Marzipan und scharfe Klingen: Besuch in Toledo

Toledo (dpa/tmn) - Eine Partyhochburg ist Toledo nicht. Abends geht es sehr ruhig zu in der Provinzhauptstadt südlich von Madrid. Toledo hat andere Stärken: Seine Sehenswürdigkeiten, Marzipan - und Schwerter.

Daniel Merino hat an diesem Abend ein dankbares Publikum. Im „Broadway Jazz Club“ haben sich etliche Touristen zusammengefunden, die noch nicht schlafen gehen wollen. Vor allem eine Gruppe Engländer klatscht im Rhythmus mit, als er in die Saiten seiner Westerngitarre greift. Merino singt vom Wind des Südens, davon dass er nie reich werden wird, aber trotzdem glücklich ist. „Toledo ist klasse“, erzählt der bärtige Musiker aus Bilbao zwischen zwei Songs. „In diesem Jahr war ich schon zweimal hier, und ich komme bestimmt wieder.“

Allerdings ist Toledo nicht gerade berühmt als Hotspot für Livemusik. Und dass die Gäste dem Sänger und Gitarristen im „Broadway“ so zugetan sind, liegt vielleicht auch daran, dass die Konkurrenz überschaubar ist: Nach Sonnenuntergang ist in der Altstadt oft nicht mehr viel los. Denn die Provinzhauptstadt von Kastilien-La Mancha, gut 70 Kilometer südlich von Madrid, ist heute eher eine kleine Nummer.

Gerade das macht andererseits ihren Reiz aus. Es gibt hier Gassen, die so schmal sind, dass man mit den Fingerspitzen die Hauswände an beiden Seiten berühren kann. Im Mittelalter zählte Toledo zu den wichtigsten Städten der iberischen Halbinsel. Die Zahl der historischen Gebäude ist beträchtlich - was die Unesco veranlasst hat, die Altstadt auf die Liste des Weltkulturerbes zu setzen. Toledo selbst rühmt sich, die Stadt in Spanien mit den meisten Sehenswürdigkeiten zu sein.

„Auf einer Fläche von gerade einmal einem Quadratkilometer gibt es mehr als 100 Gebäude, die unter Denkmalschutz stehen“, erzählt Stadtführer Francisco Moraleda. Klöster und Kirchen reihen sich aneinander, schließlich war die frühere Hauptstadt Spaniens jahrhundertelang auch das religiöse Zentrum des Landes.

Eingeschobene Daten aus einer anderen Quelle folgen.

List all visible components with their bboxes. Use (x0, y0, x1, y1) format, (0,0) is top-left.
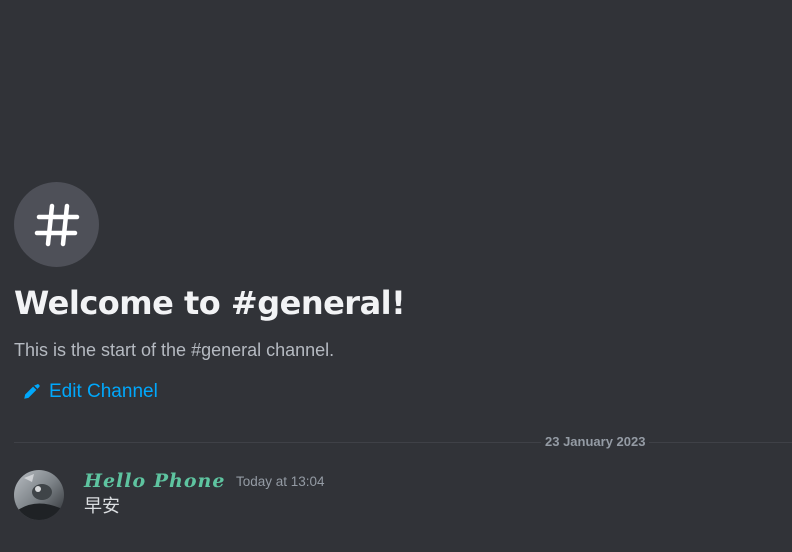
message: Hello Phone Today at 13:04 早安 (0, 466, 792, 526)
edit-channel-button[interactable]: Edit Channel (22, 378, 158, 406)
message-content: 早安 (84, 496, 120, 517)
channel-hash-icon (14, 182, 99, 267)
welcome-subtitle: This is the start of the #general channe… (14, 340, 335, 360)
date-divider-label: 23 January 2023 (541, 434, 650, 450)
edit-channel-label: Edit Channel (49, 381, 158, 402)
hash-icon (34, 203, 79, 246)
message-author[interactable]: Hello Phone (84, 469, 225, 493)
pencil-icon (22, 383, 40, 401)
avatar[interactable] (14, 470, 64, 520)
message-timestamp: Today at 13:04 (236, 474, 325, 489)
welcome-title: Welcome to #general! (14, 284, 406, 322)
date-divider (14, 442, 792, 443)
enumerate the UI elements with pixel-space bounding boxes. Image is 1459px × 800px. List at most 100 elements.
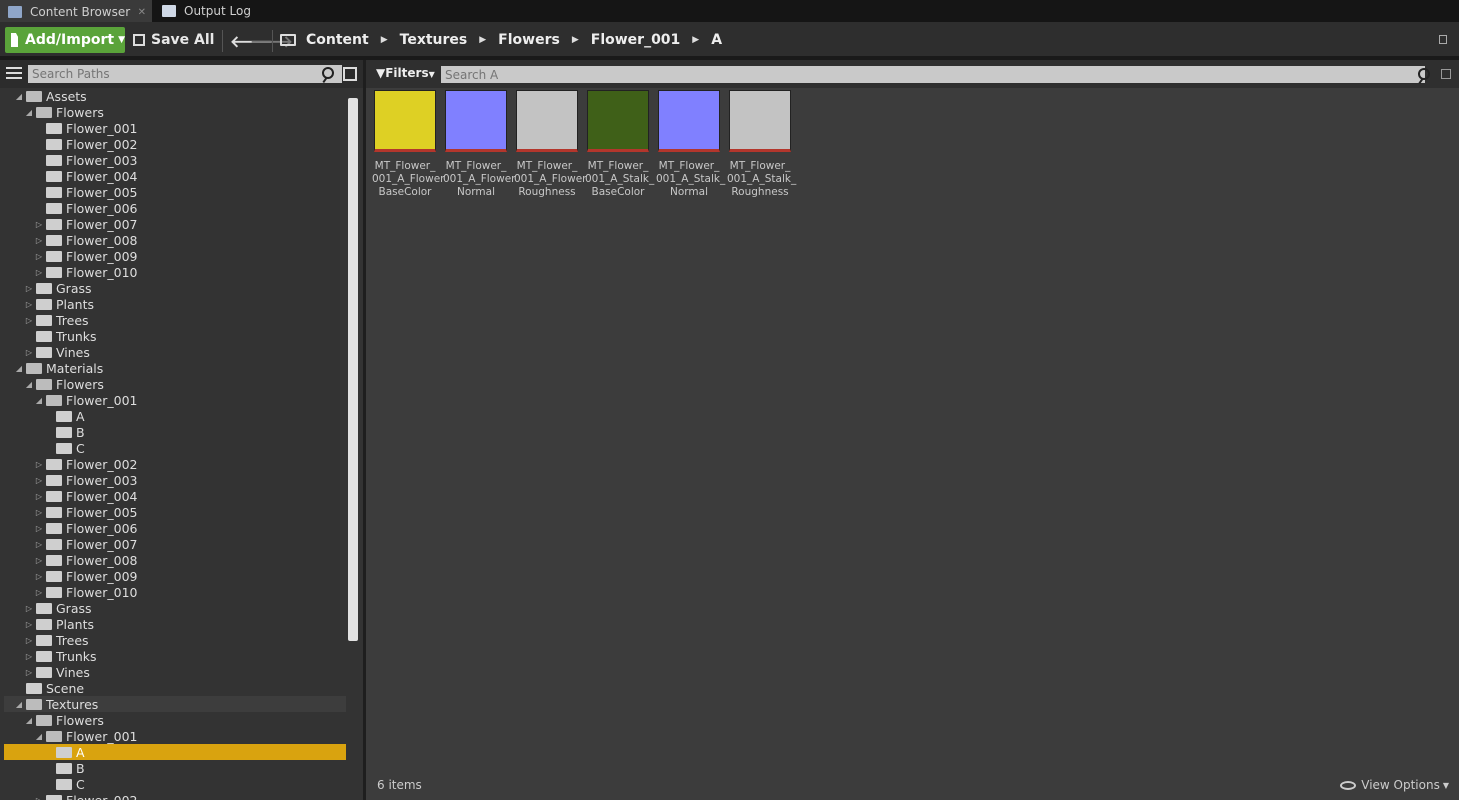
tree-item[interactable]: ◢ Flowers xyxy=(4,376,346,392)
tree-item[interactable]: ▷ Flower_004 xyxy=(4,488,346,504)
collapse-arrow-icon[interactable]: ▷ xyxy=(24,300,34,309)
tree-scrollbar[interactable] xyxy=(348,98,358,641)
tree-item[interactable]: ▷ Flower_008 xyxy=(4,232,346,248)
collapse-arrow-icon[interactable]: ▷ xyxy=(24,668,34,677)
tree-item[interactable]: ▷ Vines xyxy=(4,664,346,680)
collapse-arrow-icon[interactable]: ▷ xyxy=(34,220,44,229)
tree-item[interactable]: ◢ Assets xyxy=(4,88,346,104)
collapse-arrow-icon[interactable]: ▷ xyxy=(34,236,44,245)
tree-item[interactable]: Flower_001 xyxy=(4,120,346,136)
expand-arrow-icon[interactable]: ◢ xyxy=(14,92,24,101)
tab-content-browser[interactable]: Content Browser ✕ xyxy=(0,0,152,22)
tree-item[interactable]: Trunks xyxy=(4,328,346,344)
tree-item[interactable]: ◢ Flowers xyxy=(4,104,346,120)
tree-item[interactable]: ▷ Trunks xyxy=(4,648,346,664)
add-import-button[interactable]: Add/Import ▼ xyxy=(5,27,125,53)
tree-item[interactable]: Flower_005 xyxy=(4,184,346,200)
tree-item[interactable]: ▷ Flower_010 xyxy=(4,584,346,600)
tree-item[interactable]: ◢ Flowers xyxy=(4,712,346,728)
asset-tile[interactable]: MT_Flower_ 001_A_Flower BaseColor xyxy=(372,90,444,199)
sources-toggle-icon[interactable] xyxy=(6,67,22,81)
chevron-right-icon[interactable]: ▶ xyxy=(479,35,486,45)
tree-item[interactable]: A xyxy=(4,744,346,760)
collapse-arrow-icon[interactable]: ▷ xyxy=(34,252,44,261)
expand-arrow-icon[interactable]: ◢ xyxy=(24,380,34,389)
collapse-arrow-icon[interactable]: ▷ xyxy=(34,796,44,800)
tree-item[interactable]: B xyxy=(4,424,346,440)
tree-item[interactable]: ▷ Grass xyxy=(4,600,346,616)
expand-arrow-icon[interactable]: ◢ xyxy=(34,732,44,741)
tree-item[interactable]: C xyxy=(4,440,346,456)
tree-item[interactable]: ◢ Materials xyxy=(4,360,346,376)
expand-arrow-icon[interactable]: ◢ xyxy=(24,108,34,117)
tree-item[interactable]: ▷ Flower_007 xyxy=(4,216,346,232)
asset-tile[interactable]: MT_Flower_ 001_A_Stalk_ BaseColor xyxy=(585,90,654,199)
tree-item[interactable]: ▷ Plants xyxy=(4,296,346,312)
chevron-right-icon[interactable]: ▶ xyxy=(572,35,579,45)
asset-tile[interactable]: MT_Flower_ 001_A_Flower Normal xyxy=(443,90,515,199)
search-assets-input[interactable] xyxy=(441,66,1425,83)
close-icon[interactable]: ✕ xyxy=(138,7,146,18)
breadcrumb-content[interactable]: Content xyxy=(306,32,369,48)
chevron-right-icon[interactable]: ▶ xyxy=(692,35,699,45)
tree-item[interactable]: ▷ Flower_009 xyxy=(4,568,346,584)
tree-item[interactable]: ◢ Flower_001 xyxy=(4,392,346,408)
lock-icon[interactable] xyxy=(1439,35,1447,44)
breadcrumb-a[interactable]: A xyxy=(711,32,722,48)
collapse-arrow-icon[interactable]: ▷ xyxy=(24,652,34,661)
save-search-icon[interactable] xyxy=(1441,69,1451,79)
tree-item[interactable]: Flower_003 xyxy=(4,152,346,168)
collapse-arrow-icon[interactable]: ▷ xyxy=(34,268,44,277)
collapse-arrow-icon[interactable]: ▷ xyxy=(24,604,34,613)
tree-item[interactable]: Scene xyxy=(4,680,346,696)
collapse-arrow-icon[interactable]: ▷ xyxy=(24,284,34,293)
tree-item[interactable]: ▷ Flower_006 xyxy=(4,520,346,536)
tree-item[interactable]: B xyxy=(4,760,346,776)
tree-item[interactable]: ▷ Flower_002 xyxy=(4,792,346,800)
collapse-arrow-icon[interactable]: ▷ xyxy=(34,540,44,549)
tree-item[interactable]: ▷ Flower_007 xyxy=(4,536,346,552)
expand-arrow-icon[interactable]: ◢ xyxy=(34,396,44,405)
breadcrumb-flower-001[interactable]: Flower_001 xyxy=(591,32,681,48)
path-view-options-icon[interactable] xyxy=(343,67,357,81)
tree-item[interactable]: ▷ Grass xyxy=(4,280,346,296)
save-all-button[interactable]: Save All xyxy=(133,27,214,53)
expand-arrow-icon[interactable]: ◢ xyxy=(14,700,24,709)
collapse-arrow-icon[interactable]: ▷ xyxy=(34,460,44,469)
tree-item[interactable]: ▷ Flower_005 xyxy=(4,504,346,520)
tree-item[interactable]: ▷ Flower_010 xyxy=(4,264,346,280)
asset-tile[interactable]: MT_Flower_ 001_A_Stalk_ Roughness xyxy=(727,90,796,199)
tree-item[interactable]: Flower_002 xyxy=(4,136,346,152)
collapse-arrow-icon[interactable]: ▷ xyxy=(34,476,44,485)
expand-arrow-icon[interactable]: ◢ xyxy=(14,364,24,373)
search-paths-input[interactable] xyxy=(28,65,342,83)
tree-item[interactable]: ▷ Flower_009 xyxy=(4,248,346,264)
tree-item[interactable]: A xyxy=(4,408,346,424)
tree-item[interactable]: ▷ Flower_002 xyxy=(4,456,346,472)
expand-arrow-icon[interactable]: ◢ xyxy=(24,716,34,725)
view-options-button[interactable]: View Options ▼ xyxy=(1340,778,1449,792)
tree-item[interactable]: ▷ Vines xyxy=(4,344,346,360)
collapse-arrow-icon[interactable]: ▷ xyxy=(24,636,34,645)
tree-item[interactable]: ◢ Flower_001 xyxy=(4,728,346,744)
tree-item[interactable]: ▷ Flower_008 xyxy=(4,552,346,568)
filters-button[interactable]: ▼Filters▼ xyxy=(376,66,435,80)
tree-item[interactable]: ▷ Plants xyxy=(4,616,346,632)
collapse-arrow-icon[interactable]: ▷ xyxy=(34,524,44,533)
collapse-arrow-icon[interactable]: ▷ xyxy=(24,348,34,357)
collapse-arrow-icon[interactable]: ▷ xyxy=(34,572,44,581)
tree-item[interactable]: ▷ Trees xyxy=(4,632,346,648)
breadcrumb-flowers[interactable]: Flowers xyxy=(498,32,560,48)
collapse-arrow-icon[interactable]: ▷ xyxy=(34,556,44,565)
collapse-arrow-icon[interactable]: ▷ xyxy=(34,492,44,501)
chevron-right-icon[interactable]: ▶ xyxy=(381,35,388,45)
tab-output-log[interactable]: Output Log xyxy=(154,0,279,22)
collapse-arrow-icon[interactable]: ▷ xyxy=(24,620,34,629)
collapse-arrow-icon[interactable]: ▷ xyxy=(34,508,44,517)
tree-item[interactable]: ▷ Flower_003 xyxy=(4,472,346,488)
tree-item[interactable]: Flower_004 xyxy=(4,168,346,184)
tree-item[interactable]: ▷ Trees xyxy=(4,312,346,328)
tree-item[interactable]: ◢ Textures xyxy=(4,696,346,712)
tree-item[interactable]: Flower_006 xyxy=(4,200,346,216)
asset-tile[interactable]: MT_Flower_ 001_A_Stalk_ Normal xyxy=(656,90,725,199)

Wie bedeutend Toledo im Mittelalter war, zeigt die Kathedrale, die als eine der größten Kirchen der Welt gilt. „Sie hat fünf Schiffe und eine Grundfläche von 12 000 Quadratmetern“, erzählt der Stadtführer. Rund 300 Jahre lang wurde im Mittelalter daran gebaut. Und das eindrucksvolle Gebäude ist auch von innen großzügig ausgestattet: „Das Chorgestühl ist aus Nussbaum und Alabaster, und in der Sakristei hängen Gemälde von Tizian, Goya und El Greco.“

El Greco ist der bekannteste Künstler der Stadt. Die „Casa del Greco“, in der heute ein Museum an ihn erinnert, trägt diesen Namen nicht ganz zu Recht: Die Möbel sind zwar aus der Zeit des Künstlers, aber erst Anfang des 20. Jahrhunderts dorthin gekommen.

Berühmt ist Toledo auch für sein Marzipan und seine Schwerter: Das Marzipan gibt es auch heute noch in zahlreichen Konditoreien. „Schwerter wurden hier schon hergestellt, als die Römer nach Spanien kamen“, erzählt Moraleda. „Und die Römer haben schnell gemerkt, dass sie besser waren als die, die sie selbst hatten.“

Daniel Merino packt im „Broadway Jazz Club“ inzwischen zusammen. Seine Westerngitarre hat er gerade verstaut und erfolgreich ein paar CDs an seine Zuhörer verkauft. Nun lehnt er an der Wand und trinkt ein Bier. Noch losziehen, um die Altstadt zu erkunden, dürfte sich kaum lohnen. Am späten Abend ist dort nun alles dicht. Die Bürgersteige werden hochgeklappt, Toledo geht früh schlafen. Aber wer sich an so etwas stört, ist dort sowieso falsch.